The Company manages liquidity risk by maintaining adequate cash balances. If necessary, it may raise funds through the issuance of debt, equity, or monetization of non-core assets. To ensure that there is sufficient capital to meet obligations, the Company continuously monitors and reviews actual and forecasted cash flows and matches the maturity profile of financial assets to development, capital and operating needs.

13



CANNEX CAPITAL HOLDINGS INC.
(Formerly Arco Resources Corp.)
Amended and Restated Management’s Discussion and Analysis Nine
Months Ended January 31, 2019

Current and Future Accounting Policy Changes

The following new standards, and amendments to standards and interpretations, are not yet effective for the current period and have not been applied in preparing these financial statements. Some updates that are not applicable or are not consequential to the Company may have been excluded from thelist below

  • IFRS 9: New standard that replaced IAS 39 for classification and measurement, effective for annual periods beginning on or after January 1, 2018. Earlier application of IFRS 9 continues to be permitted. Adoption of this standard will not have a material effect on the consolidated financial statements.

  • IFRS 15: In May 2014, the International Accounting Standards Board issued IFRS 15 - Revenue from Contracts with Customers, which provides a single, principles-based five-step model for revenue recognition to be applied to all customer contracts and requires enhanced disclosures. This standard is effective January 1, 2017 and allows early adoption. On July 22, 2015, the IASB unanimously affirmed its proposal to defer the effective date of IFRS 15 to periods beginning after January 1, 2018 and so IFRS is now effective but adoption of IFRS 15 has not had a material impact on the Company’s financial statements.

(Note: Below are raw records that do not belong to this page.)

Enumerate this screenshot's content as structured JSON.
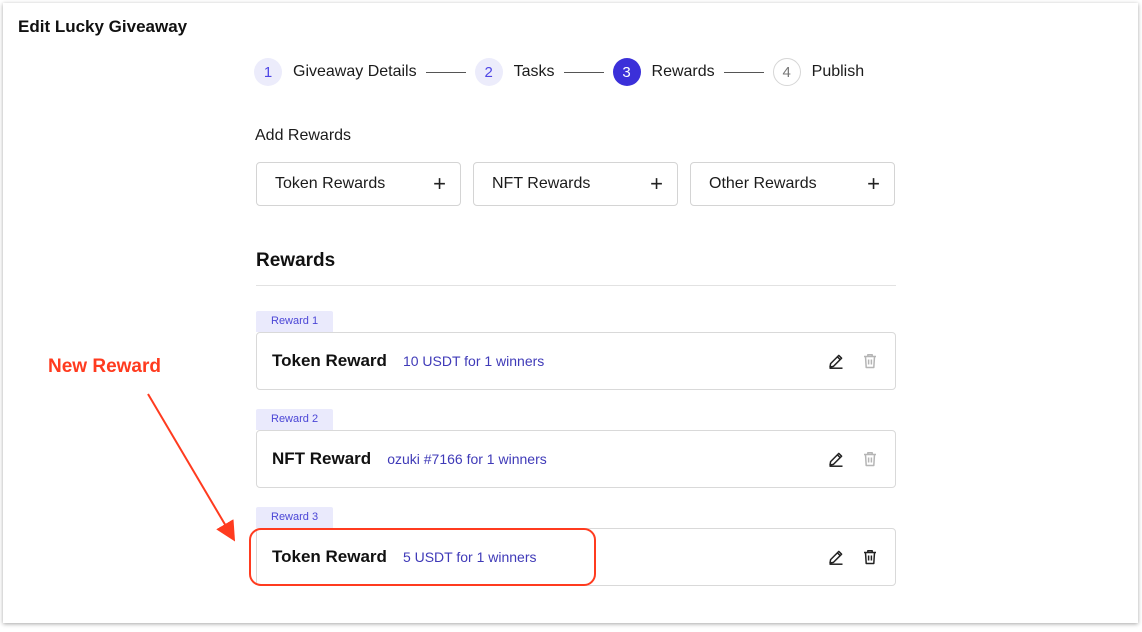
{
  "page": {
    "title": "Edit Lucky Giveaway"
  },
  "stepper": {
    "steps": [
      {
        "number": "1",
        "label": "Giveaway Details",
        "state": "done"
      },
      {
        "number": "2",
        "label": "Tasks",
        "state": "done"
      },
      {
        "number": "3",
        "label": "Rewards",
        "state": "active"
      },
      {
        "number": "4",
        "label": "Publish",
        "state": "todo"
      }
    ]
  },
  "add_rewards": {
    "title": "Add Rewards",
    "buttons": [
      {
        "label": "Token Rewards",
        "icon": "plus-icon"
      },
      {
        "label": "NFT Rewards",
        "icon": "plus-icon"
      },
      {
        "label": "Other Rewards",
        "icon": "plus-icon"
      }
    ]
  },
  "rewards": {
    "heading": "Rewards",
    "items": [
      {
        "tag": "Reward 1",
        "type": "Token Reward",
        "description": "10 USDT for 1 winners",
        "delete_enabled": false
      },
      {
        "tag": "Reward 2",
        "type": "NFT Reward",
        "description": "ozuki #7166 for 1 winners",
        "delete_enabled": false
      },
      {
        "tag": "Reward 3",
        "type": "Token Reward",
        "description": "5 USDT for 1 winners",
        "delete_enabled": true
      }
    ]
  },
  "annotation": {
    "label": "New Reward",
    "color": "#ff3b1f"
  },
  "colors": {
    "accent": "#3b30d9",
    "link_text": "#3f3ab8",
    "tag_bg": "#eaeafc"
  }
}
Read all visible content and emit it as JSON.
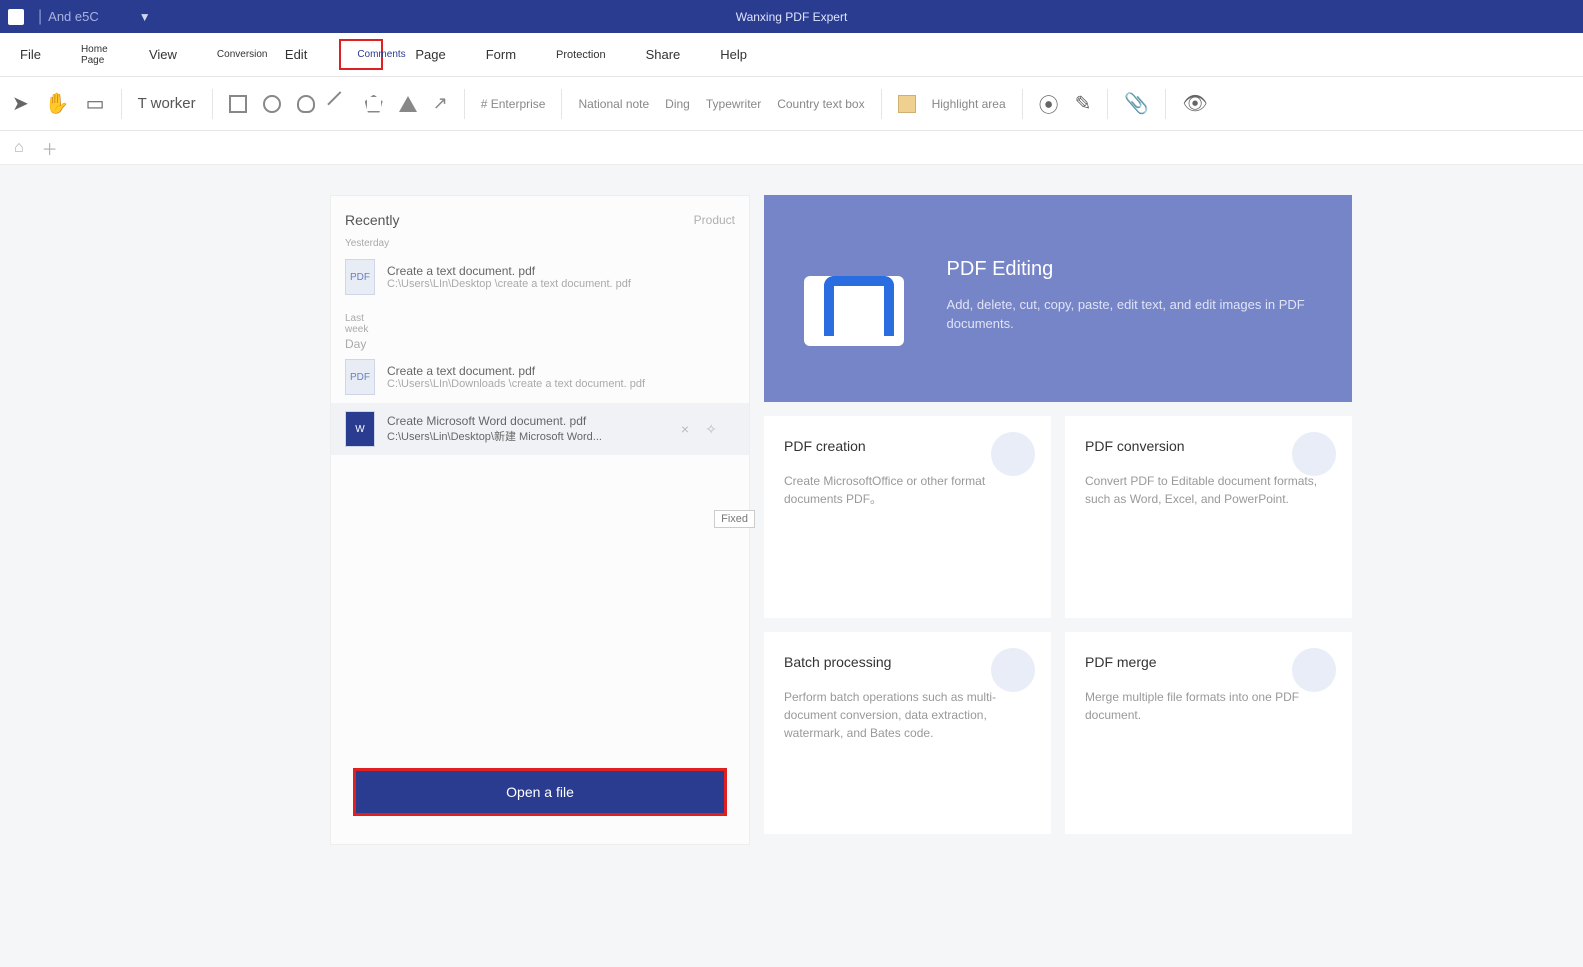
{
  "titlebar": {
    "doc_hint": "And e5C",
    "app_title": "Wanxing PDF Expert"
  },
  "menu": {
    "file": "File",
    "home": "Home Page",
    "view": "View",
    "conv": "Conversion",
    "edit": "Edit",
    "comments": "Comments",
    "page": "Page",
    "form": "Form",
    "protection": "Protection",
    "share": "Share",
    "help": "Help"
  },
  "toolbar": {
    "worker": "T  worker",
    "enterprise": "# Enterprise",
    "national_note": "National note",
    "ding": "Ding",
    "typewriter": "Typewriter",
    "textbox": "Country text box",
    "highlight_area": "Highlight area"
  },
  "left": {
    "recently": "Recently",
    "product": "Product",
    "yesterday": "Yesterday",
    "last_week": "Last week",
    "day": "Day",
    "fixed": "Fixed",
    "open_label": "Open a file",
    "files": [
      {
        "name": "Create a text document. pdf",
        "path": "C:\\Users\\LIn\\Desktop \\create a text document. pdf"
      },
      {
        "name": "Create a text document. pdf",
        "path": "C:\\Users\\LIn\\Downloads \\create a text document. pdf"
      },
      {
        "name": "Create Microsoft Word document. pdf",
        "path": "C:\\Users\\Lin\\Desktop\\新建 Microsoft Word..."
      }
    ]
  },
  "hero": {
    "title": "PDF Editing",
    "desc": "Add, delete, cut, copy, paste, edit text, and edit images in PDF documents."
  },
  "cards": {
    "c1_title": "PDF creation",
    "c1_desc": "Create MicrosoftOffice or other format documents PDF。",
    "c2_title": "PDF conversion",
    "c2_desc": "Convert PDF to Editable document formats, such as Word, Excel, and PowerPoint.",
    "c3_title": "Batch processing",
    "c3_desc": "Perform batch operations such as multi-document conversion, data extraction, watermark, and Bates code.",
    "c4_title": "PDF merge",
    "c4_desc": "Merge multiple file formats into one PDF document."
  }
}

  • IFRS 16: IFRS 16 - Leases specifies how to recognize, measure, present and disclose leases. The standard provides a single lessee accounting model, requiring that lessees recognize assets and liabilities for all leases unless the lease term is 12 months or less or the underlying asset has an insignificant value. Lessors continue to classify leases as operating or finance, with IFRS 16’s approach to lessor accounting substantially unchanged from its predecessor, IAS 17. IFRS 16 was issued in January 2016 and will be applicable to the Company’s fiscal period beginning August 1, 2019, although early adoption is permitted. The Company does not intend to early adopt this standard and is currently evaluating the impact of adopting this standard on the consolidated financial statements. The Company expects that it will recognize additional assets and liabilities as a result of the leasing arrangements currently entered or to be entered by its subsidiaries. The full extent of the impact of adoption of the standard has not yet been determined and management will continue to assess the impact as fiscal approaches.

  • IFIC 23: This standard clarifies how to apply the recognition and measurement requirements in IAS 12 when there is uncertainty over income tax treatments. It is effective for annual periods beginning on or after January 1, 2019, with early adoption permitted. The Company does not expect that the adoption of this standard will have a material effect on the Company’s consolidated financial statements.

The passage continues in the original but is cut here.